Roles of the Economic Community of West African States in the Struggle against Insurgencies in Mali and Nigeria: A Critical Review - Oluwaseun Bamidele
The decision to deepen cooperation among the Economic Community of West African States (ECOWAS) in the struggle against insurgencies in Mali and Nigeria has inspired a lively debate among scholars. Since no large-scale war has occurred between ECOWAS member states since its founding in 1975, it is reasonable to ask whether the institutionalisation of a Security Community was not long overdue. Furthermore, the official proclamation of ECOWAS as a Security Community should lead to the expectation that ECOWAS is a zone of peace and stability. This study questions the stability of ECOWAS security arrangements and subsequently examines whether ECOWAS can be considered a security community in the full sense of the term.
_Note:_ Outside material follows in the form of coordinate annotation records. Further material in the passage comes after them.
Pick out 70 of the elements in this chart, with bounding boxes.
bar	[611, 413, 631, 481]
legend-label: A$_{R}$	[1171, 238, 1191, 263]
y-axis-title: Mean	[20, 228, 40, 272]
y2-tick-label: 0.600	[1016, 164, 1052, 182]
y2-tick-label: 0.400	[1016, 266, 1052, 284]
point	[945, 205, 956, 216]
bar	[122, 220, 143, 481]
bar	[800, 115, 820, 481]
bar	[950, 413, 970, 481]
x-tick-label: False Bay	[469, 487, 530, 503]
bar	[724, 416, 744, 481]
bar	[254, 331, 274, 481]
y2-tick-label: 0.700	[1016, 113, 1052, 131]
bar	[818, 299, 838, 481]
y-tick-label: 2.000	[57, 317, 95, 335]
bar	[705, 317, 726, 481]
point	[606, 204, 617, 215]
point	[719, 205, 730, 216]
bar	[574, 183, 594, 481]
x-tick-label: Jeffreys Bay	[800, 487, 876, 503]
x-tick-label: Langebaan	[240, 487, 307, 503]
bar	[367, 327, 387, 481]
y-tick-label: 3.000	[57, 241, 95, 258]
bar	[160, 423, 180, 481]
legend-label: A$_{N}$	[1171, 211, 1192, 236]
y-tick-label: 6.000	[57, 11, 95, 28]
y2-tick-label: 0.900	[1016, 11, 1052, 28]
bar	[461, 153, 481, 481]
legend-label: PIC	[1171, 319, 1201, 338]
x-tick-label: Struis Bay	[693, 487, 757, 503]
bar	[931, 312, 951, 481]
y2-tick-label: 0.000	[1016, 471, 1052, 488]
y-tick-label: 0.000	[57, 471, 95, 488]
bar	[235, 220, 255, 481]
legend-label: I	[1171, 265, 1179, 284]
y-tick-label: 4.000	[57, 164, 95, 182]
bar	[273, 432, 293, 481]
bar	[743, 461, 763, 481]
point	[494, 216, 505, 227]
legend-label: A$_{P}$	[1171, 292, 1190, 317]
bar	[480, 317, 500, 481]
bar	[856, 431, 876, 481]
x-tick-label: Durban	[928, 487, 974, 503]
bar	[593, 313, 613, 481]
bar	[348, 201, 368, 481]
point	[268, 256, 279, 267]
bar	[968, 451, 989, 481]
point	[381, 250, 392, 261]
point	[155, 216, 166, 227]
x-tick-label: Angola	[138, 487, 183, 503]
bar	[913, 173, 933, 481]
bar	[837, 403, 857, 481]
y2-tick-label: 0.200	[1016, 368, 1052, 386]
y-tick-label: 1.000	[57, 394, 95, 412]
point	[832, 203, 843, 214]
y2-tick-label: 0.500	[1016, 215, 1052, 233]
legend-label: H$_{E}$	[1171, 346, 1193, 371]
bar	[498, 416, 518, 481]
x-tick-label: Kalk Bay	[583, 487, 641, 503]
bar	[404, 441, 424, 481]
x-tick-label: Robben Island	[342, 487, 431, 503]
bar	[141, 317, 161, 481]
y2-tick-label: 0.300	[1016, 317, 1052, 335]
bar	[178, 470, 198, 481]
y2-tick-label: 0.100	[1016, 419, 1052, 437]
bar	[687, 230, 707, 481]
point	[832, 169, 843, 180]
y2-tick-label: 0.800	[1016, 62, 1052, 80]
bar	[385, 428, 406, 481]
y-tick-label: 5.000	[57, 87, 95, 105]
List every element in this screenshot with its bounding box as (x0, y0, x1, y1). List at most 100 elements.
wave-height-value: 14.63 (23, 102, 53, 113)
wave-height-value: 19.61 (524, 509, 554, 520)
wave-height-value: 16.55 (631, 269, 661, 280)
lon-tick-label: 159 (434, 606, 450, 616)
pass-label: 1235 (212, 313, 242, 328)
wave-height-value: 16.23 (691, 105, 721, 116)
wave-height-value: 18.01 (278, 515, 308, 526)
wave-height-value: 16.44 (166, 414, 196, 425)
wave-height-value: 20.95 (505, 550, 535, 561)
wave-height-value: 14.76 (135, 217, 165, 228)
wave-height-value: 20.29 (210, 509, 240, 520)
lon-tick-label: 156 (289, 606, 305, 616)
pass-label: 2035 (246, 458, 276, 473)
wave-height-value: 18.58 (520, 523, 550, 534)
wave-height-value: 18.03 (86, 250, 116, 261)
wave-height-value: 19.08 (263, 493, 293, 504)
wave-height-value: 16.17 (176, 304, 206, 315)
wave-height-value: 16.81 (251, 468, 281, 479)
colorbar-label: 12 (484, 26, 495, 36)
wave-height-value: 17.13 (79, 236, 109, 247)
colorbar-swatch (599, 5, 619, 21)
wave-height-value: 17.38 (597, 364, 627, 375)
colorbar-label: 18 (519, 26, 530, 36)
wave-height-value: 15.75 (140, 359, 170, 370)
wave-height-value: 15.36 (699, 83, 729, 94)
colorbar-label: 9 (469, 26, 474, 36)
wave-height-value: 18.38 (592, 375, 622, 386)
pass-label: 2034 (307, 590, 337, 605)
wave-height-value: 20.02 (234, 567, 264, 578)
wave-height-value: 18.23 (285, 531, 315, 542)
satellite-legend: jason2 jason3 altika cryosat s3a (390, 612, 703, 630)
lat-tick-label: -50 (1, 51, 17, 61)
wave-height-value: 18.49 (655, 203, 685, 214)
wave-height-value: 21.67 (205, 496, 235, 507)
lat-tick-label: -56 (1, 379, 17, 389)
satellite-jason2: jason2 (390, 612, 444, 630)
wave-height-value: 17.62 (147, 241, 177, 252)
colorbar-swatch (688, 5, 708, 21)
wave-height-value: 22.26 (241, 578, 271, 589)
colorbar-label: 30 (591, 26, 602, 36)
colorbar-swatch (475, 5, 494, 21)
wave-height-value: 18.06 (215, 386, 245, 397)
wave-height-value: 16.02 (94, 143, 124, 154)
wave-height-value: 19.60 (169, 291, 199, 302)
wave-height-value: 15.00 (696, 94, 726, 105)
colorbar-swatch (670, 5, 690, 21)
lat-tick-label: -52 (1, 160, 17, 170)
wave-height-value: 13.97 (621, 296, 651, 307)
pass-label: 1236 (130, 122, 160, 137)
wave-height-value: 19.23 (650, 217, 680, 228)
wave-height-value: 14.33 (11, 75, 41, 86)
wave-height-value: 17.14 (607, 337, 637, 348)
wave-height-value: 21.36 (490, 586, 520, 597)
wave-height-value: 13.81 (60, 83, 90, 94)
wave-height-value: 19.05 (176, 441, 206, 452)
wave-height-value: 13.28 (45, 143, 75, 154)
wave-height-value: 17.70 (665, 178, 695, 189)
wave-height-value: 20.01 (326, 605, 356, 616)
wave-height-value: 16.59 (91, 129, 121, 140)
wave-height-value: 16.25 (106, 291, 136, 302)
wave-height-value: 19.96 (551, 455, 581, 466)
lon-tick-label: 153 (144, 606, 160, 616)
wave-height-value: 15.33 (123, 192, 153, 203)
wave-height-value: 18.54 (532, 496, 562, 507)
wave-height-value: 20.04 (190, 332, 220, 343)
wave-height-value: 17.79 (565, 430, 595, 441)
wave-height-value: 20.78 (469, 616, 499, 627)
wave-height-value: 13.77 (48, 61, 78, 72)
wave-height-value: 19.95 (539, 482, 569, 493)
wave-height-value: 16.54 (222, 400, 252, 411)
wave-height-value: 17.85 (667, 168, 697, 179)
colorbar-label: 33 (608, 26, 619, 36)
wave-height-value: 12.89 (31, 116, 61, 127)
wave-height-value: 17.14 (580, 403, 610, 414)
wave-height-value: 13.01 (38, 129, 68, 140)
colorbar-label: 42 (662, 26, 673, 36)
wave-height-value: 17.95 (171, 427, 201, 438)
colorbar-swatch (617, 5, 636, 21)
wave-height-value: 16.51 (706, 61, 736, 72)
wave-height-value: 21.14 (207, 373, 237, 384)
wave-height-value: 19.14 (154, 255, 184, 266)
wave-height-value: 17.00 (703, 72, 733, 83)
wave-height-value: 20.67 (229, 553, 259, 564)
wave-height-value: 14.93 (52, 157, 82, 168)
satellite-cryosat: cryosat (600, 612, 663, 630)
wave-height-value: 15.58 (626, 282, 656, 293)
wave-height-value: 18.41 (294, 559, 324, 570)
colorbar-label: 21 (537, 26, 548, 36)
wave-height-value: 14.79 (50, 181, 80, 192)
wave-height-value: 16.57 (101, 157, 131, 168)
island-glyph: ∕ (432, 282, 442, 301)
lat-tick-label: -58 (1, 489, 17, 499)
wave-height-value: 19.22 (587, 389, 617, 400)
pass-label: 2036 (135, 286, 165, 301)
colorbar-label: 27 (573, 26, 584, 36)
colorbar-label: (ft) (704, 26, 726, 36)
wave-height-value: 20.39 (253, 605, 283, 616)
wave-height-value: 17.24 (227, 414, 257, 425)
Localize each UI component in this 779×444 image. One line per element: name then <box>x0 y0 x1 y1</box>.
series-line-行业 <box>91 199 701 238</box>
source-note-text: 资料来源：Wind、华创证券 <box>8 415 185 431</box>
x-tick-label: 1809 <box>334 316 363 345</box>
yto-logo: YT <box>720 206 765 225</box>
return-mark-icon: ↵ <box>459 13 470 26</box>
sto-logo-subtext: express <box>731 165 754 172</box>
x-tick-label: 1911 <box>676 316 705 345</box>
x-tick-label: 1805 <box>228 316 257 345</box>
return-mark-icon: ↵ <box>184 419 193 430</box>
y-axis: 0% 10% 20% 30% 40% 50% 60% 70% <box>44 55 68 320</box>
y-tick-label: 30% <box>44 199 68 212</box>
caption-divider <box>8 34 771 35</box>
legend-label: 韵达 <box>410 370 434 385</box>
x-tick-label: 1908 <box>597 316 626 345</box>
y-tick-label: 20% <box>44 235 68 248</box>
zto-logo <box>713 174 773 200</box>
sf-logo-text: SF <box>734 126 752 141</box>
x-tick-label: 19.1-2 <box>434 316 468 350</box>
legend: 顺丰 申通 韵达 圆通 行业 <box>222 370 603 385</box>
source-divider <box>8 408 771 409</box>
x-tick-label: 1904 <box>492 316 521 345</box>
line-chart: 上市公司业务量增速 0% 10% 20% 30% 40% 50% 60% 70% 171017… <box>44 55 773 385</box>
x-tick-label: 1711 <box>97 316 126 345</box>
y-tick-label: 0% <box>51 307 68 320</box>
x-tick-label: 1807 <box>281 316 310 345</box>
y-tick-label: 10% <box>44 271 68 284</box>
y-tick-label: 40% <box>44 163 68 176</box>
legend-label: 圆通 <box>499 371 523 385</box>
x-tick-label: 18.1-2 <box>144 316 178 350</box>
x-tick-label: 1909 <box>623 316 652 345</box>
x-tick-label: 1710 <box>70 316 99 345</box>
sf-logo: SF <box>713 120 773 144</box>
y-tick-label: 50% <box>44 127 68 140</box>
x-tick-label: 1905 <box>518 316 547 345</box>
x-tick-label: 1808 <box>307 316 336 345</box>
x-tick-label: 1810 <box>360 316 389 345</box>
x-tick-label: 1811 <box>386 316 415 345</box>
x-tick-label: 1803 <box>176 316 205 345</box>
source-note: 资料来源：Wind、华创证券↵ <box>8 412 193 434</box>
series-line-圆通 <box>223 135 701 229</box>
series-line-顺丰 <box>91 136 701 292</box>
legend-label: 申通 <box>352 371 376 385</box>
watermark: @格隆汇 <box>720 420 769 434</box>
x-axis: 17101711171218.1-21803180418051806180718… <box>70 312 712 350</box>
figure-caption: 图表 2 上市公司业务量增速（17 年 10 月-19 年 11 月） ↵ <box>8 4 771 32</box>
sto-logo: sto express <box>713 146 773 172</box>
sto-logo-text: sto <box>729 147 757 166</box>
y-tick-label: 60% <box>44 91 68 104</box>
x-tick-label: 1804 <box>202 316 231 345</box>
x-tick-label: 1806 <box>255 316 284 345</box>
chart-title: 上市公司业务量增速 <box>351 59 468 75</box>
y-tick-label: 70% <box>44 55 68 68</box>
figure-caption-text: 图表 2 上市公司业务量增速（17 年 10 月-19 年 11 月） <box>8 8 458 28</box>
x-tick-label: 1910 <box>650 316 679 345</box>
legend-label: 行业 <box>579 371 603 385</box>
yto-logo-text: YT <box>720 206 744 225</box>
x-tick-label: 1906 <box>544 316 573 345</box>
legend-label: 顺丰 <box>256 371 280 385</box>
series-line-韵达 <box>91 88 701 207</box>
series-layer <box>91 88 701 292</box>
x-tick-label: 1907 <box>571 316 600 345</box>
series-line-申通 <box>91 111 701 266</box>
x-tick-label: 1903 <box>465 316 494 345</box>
The main goal of a security community is to provide transnational peace and political stability. However, armed border conflicts between neighbouring countries emerge occasionally due to unsettled territorial claims and ungoverned spaces in the West African region, which is largely affected by growing insecurity. However, armed border conflicts between neighbouring countries emerge occasionally due to unsettled territorial claims, such as the recent border dispute between Ivory Coast and Guinea over the Kpeaba village area near Sipilou (Siquita) and Nigeria and Benin over Okpara River leading to several casualties. Moreover, in nearly half of the ECOWAS member states, there are ongoing armed insurgencies against the governments. Concerted actions of the affected ECOWAS member states against trans-nationally operating insurgents have failed to materialise. This study therefore employs historical methodology to assess the existence of ECOWAS as an effective security community as contained in its framework and also examines the challenges faced with the context of the situations in Nigeria and Mali.